The Troubles erupted in 1968 due to the systematic discrimination against the Catholic population by the state. They had problems getting decent housing and employment. The police force was seen as a Protestant force used to support the state and enforce any challenges to the status quo. It was a complex conflict for 30 years, with multiple armed and political actors that included an armed insurgency, principally waged by the Provisional Irish republican Army (IRA). Their aim was to create a united independent Ireland. They were confronted by over 30,000+ members of the British Army and the local police force. The CAIN Archive is a collection of information and source material on the Troubles and politics in Northern Ireland from 1968 to the present. CAIN is located in the University of Ulster. See the Troubles photos here
My first experience of violence was close to our family home in Strabane. By the red telephone box, a skirmish erupted between some cheeky youths and some cheeky “Brits”, the British army, whose ranks teemed with boy soldiers. An arrest was being made, but local mothers and girls attempted to intervene. The expletive-laden barrage addressed to the female residents by those in khaki only inflamed the situation and a minor riot ensued. An avalanche of stones rained down on them, rendered by the local youth. And I was one of them. The Brits dived into their jeeps and fled.
My school, the Christian Brothers was on the edge of the Bogside, on the other side of St Columb’s College on Bishop St. The entrance to my school was on the Lecky Road gate. Its driveway was a bed of damp, decaying leaves underfoot, that wound up to the Brow O’ the Hill. I never saw a car drive up there. The driveway snaked past the primary school, and the Brother’s residence. Underneath the primary school was the woodwork room and its teacher, Don O’Doherty. I went to that primary school for almost a year, attending at the age of six or seven, before returning to live in Strabane. Climbing higher past the primary school by means of steps and broad flat cemented slopes, one’s ascent reaped the reward of a grand view over the Bogside. Terraces of gardens and iron rails laid foundation to blocks of classrooms. Looking across was a vista of neat chain-smoking upon chain-smoking terraced houses. A graveyard could be seen on the hill opposite. Little did I know that one day my son would be there before me.

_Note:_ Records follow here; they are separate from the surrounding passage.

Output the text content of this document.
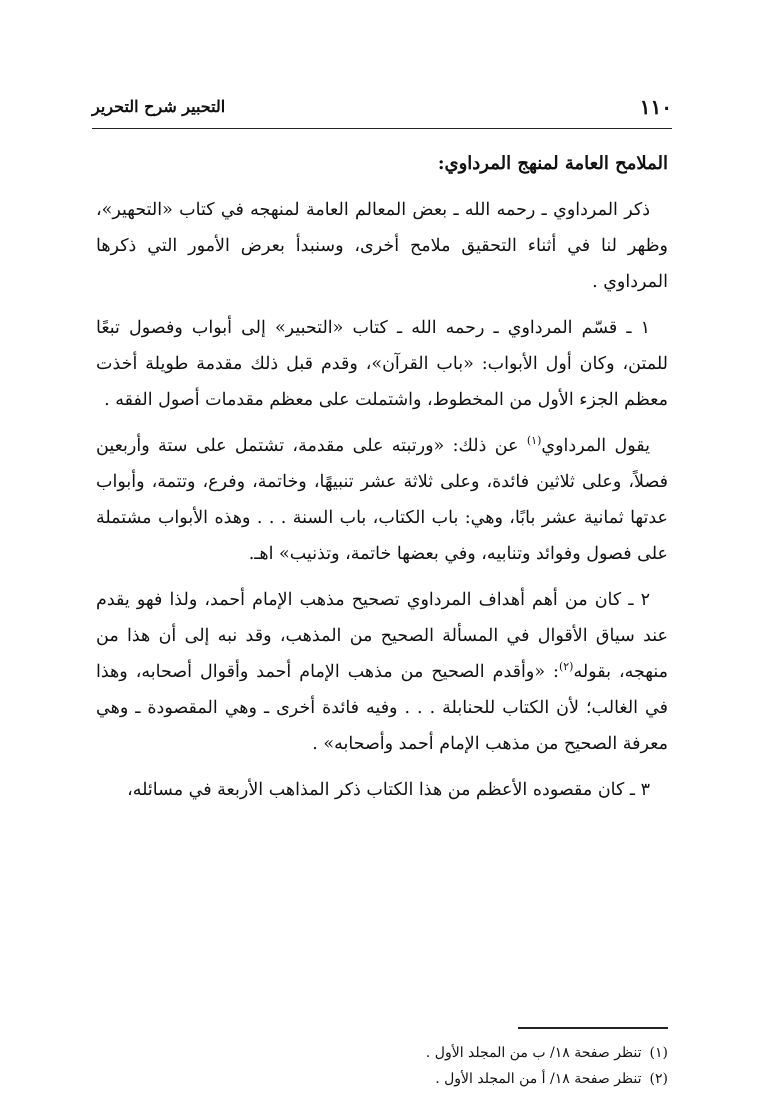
١١٠
التحبير شرح التحرير

الملامح العامة لمنهج المرداوي:

ذكر المرداوي ـ رحمه الله ـ بعض المعالم العامة لمنهجه في كتاب «التحهير»، وظهر لنا في أثناء التحقيق ملامح أخرى، وسنبدأ بعرض الأمور التي ذكرها المرداوي .

١ ـ قسّم المرداوي ـ رحمه الله ـ كتاب «التحبير» إلى أبواب وفصول تبعًا للمتن، وكان أول الأبواب: «باب القرآن»، وقدم قبل ذلك مقدمة طويلة أخذت معظم الجزء الأول من المخطوط، واشتملت على معظم مقدمات أصول الفقه .

يقول المرداوي$^{(١)}$ عن ذلك: «ورتبته على مقدمة، تشتمل على ستة وأربعين فصلاً، وعلى ثلاثين فائدة، وعلى ثلاثة عشر تنبيهًا، وخاتمة، وفرع، وتتمة، وأبواب عدتها ثمانية عشر بابًا، وهي: باب الكتاب، باب السنة . . . وهذه الأبواب مشتملة على فصول وفوائد وتنابيه، وفي بعضها خاتمة، وتذنيب» اهـ.

٢ ـ كان من أهم أهداف المرداوي تصحيح مذهب الإمام أحمد، ولذا فهو يقدم عند سياق الأقوال في المسألة الصحيح من المذهب، وقد نبه إلى أن هذا من منهجه، بقوله$^{(٢)}$: «وأقدم الصحيح من مذهب الإمام أحمد وأقوال أصحابه، وهذا في الغالب؛ لأن الكتاب للحنابلة . . . وفيه فائدة أخرى ـ وهي المقصودة ـ وهي معرفة الصحيح من مذهب الإمام أحمد وأصحابه» .

٣ ـ كان مقصوده الأعظم من هذا الكتاب ذكر المذاهب الأربعة في مسائله،

(١)تنظر صفحة ١٨/ ب من المجلد الأول .
(٢)تنظر صفحة ١٨/ أ من المجلد الأول .
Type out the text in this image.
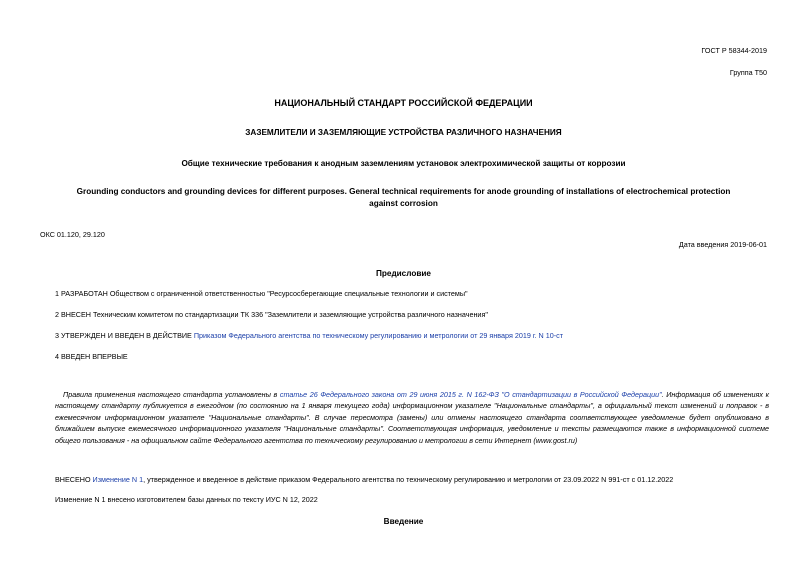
ГОСТ Р 58344-2019
Группа Т50
НАЦИОНАЛЬНЫЙ СТАНДАРТ РОССИЙСКОЙ ФЕДЕРАЦИИ
ЗАЗЕМЛИТЕЛИ И ЗАЗЕМЛЯЮЩИЕ УСТРОЙСТВА РАЗЛИЧНОГО НАЗНАЧЕНИЯ
Общие технические требования к анодным заземлениям установок электрохимической защиты от коррозии
Grounding conductors and grounding devices for different purposes. General technical requirements for anode grounding of installations of electrochemical protection
against corrosion
ОКС 01.120, 29.120
Дата введения 2019-06-01
Предисловие
1 РАЗРАБОТАН Обществом с ограниченной ответственностью "Ресурсосберегающие специальные технологии и системы"
2 ВНЕСЕН Техническим комитетом по стандартизации ТК 336 "Заземлители и заземляющие устройства различного назначения"
3 УТВЕРЖДЕН И ВВЕДЕН В ДЕЙСТВИЕ Приказом Федерального агентства по техническому регулированию и метрологии от 29 января 2019 г. N 10-ст
4 ВВЕДЕН ВПЕРВЫЕ
Правила применения настоящего стандарта установлены в статье 26 Федерального закона от 29 июня 2015 г. N 162-ФЗ "О стандартизации в Российской Федерации". Информация об изменениях к настоящему стандарту публикуется в ежегодном (по состоянию на 1 января текущего года) информационном указателе "Национальные стандарты", а официальный текст изменений и поправок - в ежемесячном информационном указателе "Национальные стандарты". В случае пересмотра (замены) или отмены настоящего стандарта соответствующее уведомление будет опубликовано в ближайшем выпуске ежемесячного информационного указателя "Национальные стандарты". Соответствующая информация, уведомление и тексты размещаются также в информационной системе общего пользования - на официальном сайте Федерального агентства по техническому регулированию и метрологии в сети Интернет (www.gost.ru)
ВНЕСЕНО Изменение N 1, утвержденное и введенное в действие приказом Федерального агентства по техническому регулированию и метрологии от 23.09.2022 N 991-ст с 01.12.2022
Изменение N 1 внесено изготовителем базы данных по тексту ИУС N 12, 2022
Введение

The gas yard dominated the lower foreground, their trucks moving the peak-heaped coal to the silo-like furnaces. Banks of offices stood by their side. This arena, with its pungent, memory-provoking aroma of burning coals and gas had a grey ceiling of cloud, hovering over the ever-present cauldron of sights, sounds and smells. Easily remembered in the fluid texture of my memory today. Derry-born Phil Coulter’s famous song, The Town I love so Well, describes the scene perfectly. The period was the onset of the Troubles, with the British Army, and the IRA on the streets of Derry.